The Great Recession and the Contradictions of Contemporary Capitalism

The Great Recession and the Contradictions of Contemporary Capitalism

New Directions in Modern Economics series

Edited by Riccardo Bellofiore and Giovanna Vertova

The current crisis is one of the great crises punctuating the long history of capitalism, and to be properly understood it is vital to take into account its ongoing structural transformation. This book offers plural perspectives on the Great Recession, placing the analysis of finance, class and gender at the center of the debate. It begins with a comprehensive insight into the crisis, before moving on to focus on debt, asset inflation and financial fragility. Following chapters discuss global imbalances, structural monetary reform and the management of public finance, including a investigation of the Italian experience. The book concludes with novel contributions on the gender dimension of the crisis and the analogies between a nuclear and financial chain reaction.

Chapter 6: Debt, class and asset inflation

Jan Toporowski

Subjects: economics and finance, money and banking, post-keynesian economics


The mainstream view of household consumption and saving is based on the idea of a ‘representative’ household endowed with more or less perfect foresight, according to whether the theory is New Classical or New Keynesian.
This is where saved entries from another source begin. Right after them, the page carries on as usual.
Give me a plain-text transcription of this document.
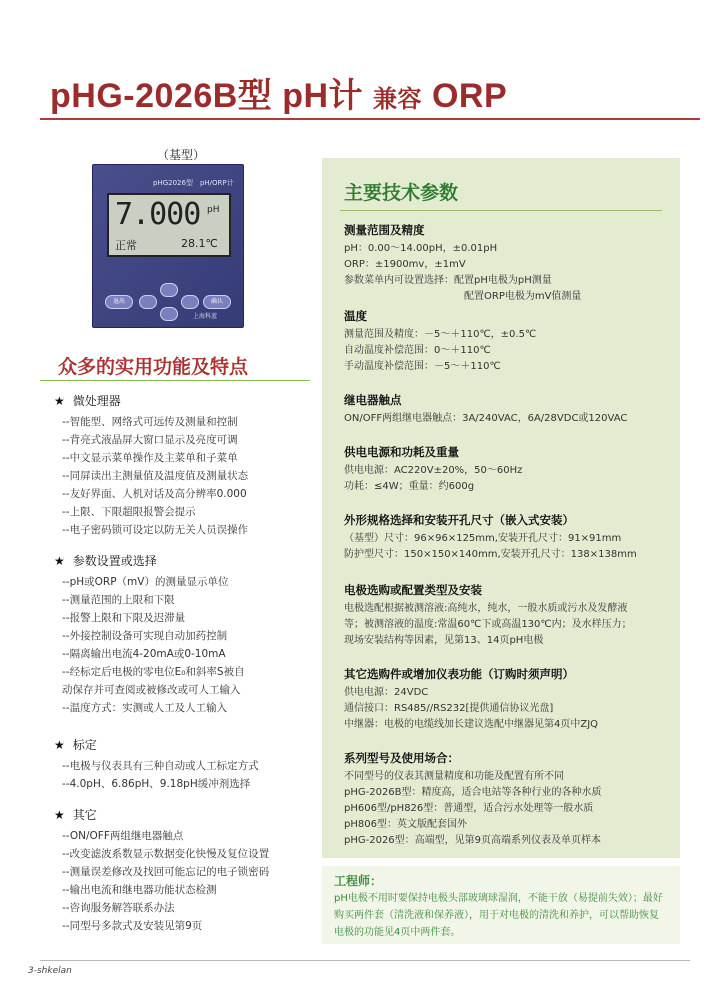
pHG-2026B型 pH计 兼容 ORP
（基型）
pHG2026型　pH/ORP计
7.000 pH
正常	28.1℃
退出	确认
上海科蓝
众多的实用功能及特点
★ 微处理器
--智能型、网络式可远传及测量和控制
--背亮式液晶屏大窗口显示及亮度可调
--中文显示菜单操作及主菜单和子菜单
--同屏读出主测量值及温度值及测量状态
--友好界面、人机对话及高分辨率0.000
--上限、下限超限报警会提示
--电子密码锁可设定以防无关人员误操作
★ 参数设置或选择
--pH或ORP（mV）的测量显示单位
--测量范围的上限和下限
--报警上限和下限及迟滞量
--外接控制设备可实现自动加药控制
--隔离输出电流4-20mA或0-10mA
--经标定后电极的零电位E₀和斜率S被自
动保存并可查阅或被修改或可人工输入
--温度方式：实测或人工及人工输入
★ 标定
--电极与仪表具有三种自动或人工标定方式
--4.0pH、6.86pH、9.18pH缓冲剂选择
★ 其它
--ON/OFF两组继电器触点
--改变滤波系数显示数据变化快慢及复位设置
--测量误差修改及找回可能忘记的电子锁密码
--输出电流和继电器功能状态检测
--咨询服务解答联系办法
--同型号多款式及安装见第9页
主要技术参数
测量范围及精度
pH：0.00～14.00pH，±0.01pH
ORP：±1900mv，±1mV
参数菜单内可设置选择：配置pH电极为pH测量
　　　　　　　　　　　　配置ORP电极为mV值测量
温度
测量范围及精度：－5～＋110℃，±0.5℃
自动温度补偿范围：0～＋110℃
手动温度补偿范围：－5～＋110℃
继电器触点
ON/OFF两组继电器触点：3A/240VAC，6A/28VDC或120VAC
供电电源和功耗及重量
供电电源：AC220V±20%，50～60Hz
功耗：≤4W；重量：约600g
外形规格选择和安装开孔尺寸（嵌入式安装）
（基型）尺寸：96×96×125mm,安装开孔尺寸：91×91mm
防护型尺寸：150×150×140mm,安装开孔尺寸：138×138mm
电极选购或配置类型及安装
电极选配根据被测溶液:高纯水，纯水，一般水质或污水及发酵液
等；被测溶液的温度:常温60℃下或高温130℃内；及水样压力；
现场安装结构等因素，见第13、14页pH电极
其它选购件或增加仪表功能（订购时须声明）
供电电源：24VDC
通信接口：RS485//RS232[提供通信协议光盘]
中继器：电极的电缆线加长建议选配中继器见第4页中ZJQ
系列型号及使用场合：
不同型号的仪表其测量精度和功能及配置有所不同
pHG-2026B型：精度高，适合电站等各种行业的各种水质
pH606型/pH826型：普通型，适合污水处理等一般水质
pH806型：英文版配套国外
pHG-2026型：高端型，见第9页高端系列仪表及单页样本
工程师：
pH电极不用时要保持电极头部玻璃球湿润，不能干放（易提前失效）；最好购买两件套（清洗液和保养液），用于对电极的清洗和养护，可以帮助恢复电极的功能见4页中两件套。
3-shkelan
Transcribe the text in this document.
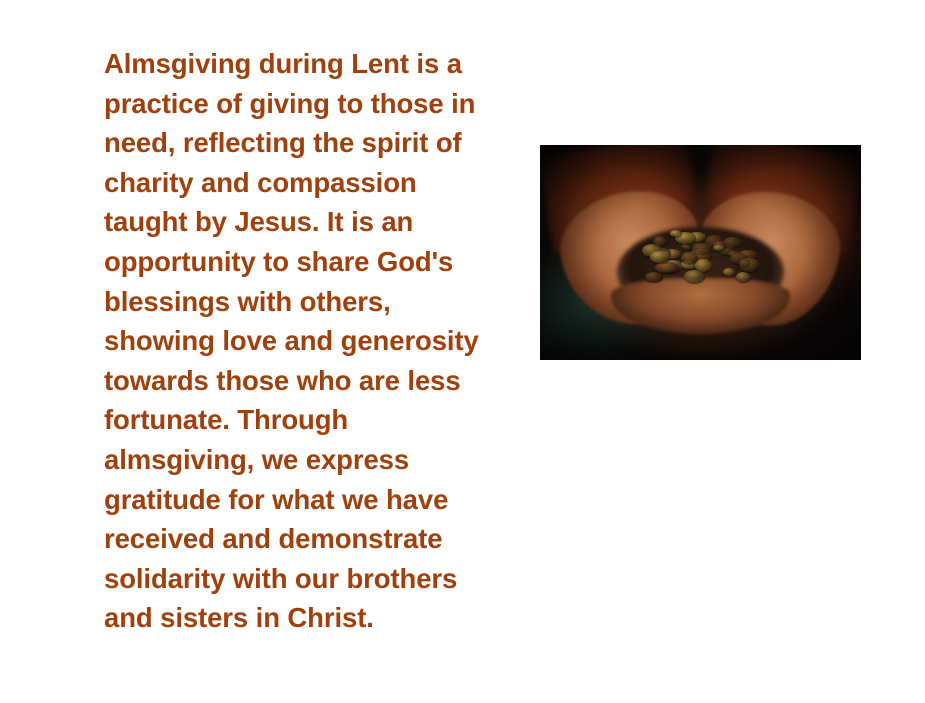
Almsgiving during Lent is a practice of giving to those in need, reflecting the spirit of charity and compassion taught by Jesus. It is an opportunity to share God's blessings with others, showing love and generosity towards those who are less fortunate. Through almsgiving, we express gratitude for what we have received and demonstrate solidarity with our brothers and sisters in Christ.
The traditional Keynesian view had household saving and consumption determined by income, with Post-Keynesian innovations in the form of differentiated propensities to consume on the part of workers or capitalists and, following Minsky, increasing indebtedness of firms (Minsky 1978). The analysis below in Section 4, based on the theories of Kalecki and Steindl, bears some relationship to the financial accelerator theory of Bernanke and Gertler, in using a similar ‘net worth’ factor in the analysis. However, it should be pointed out that Bernanke and Gertler do not provide any rationale for changes in net worth other than the observed fluctuation in net worth over the business cycle (Bernanke and Gertler 1989). In the twenty-first century, in particular following the financial crisis that broke out in 2007, more radical economists have tried to link financial instability with inequality of incomes. A number of studies (e.g. those of Dumenil and Levy 2011, Brenner 2006) have argued that the crisis is the outcome of rising household indebtedness at a time of stagnating or falling wage income, combined with a rising share of profits being paid to financial intermediaries.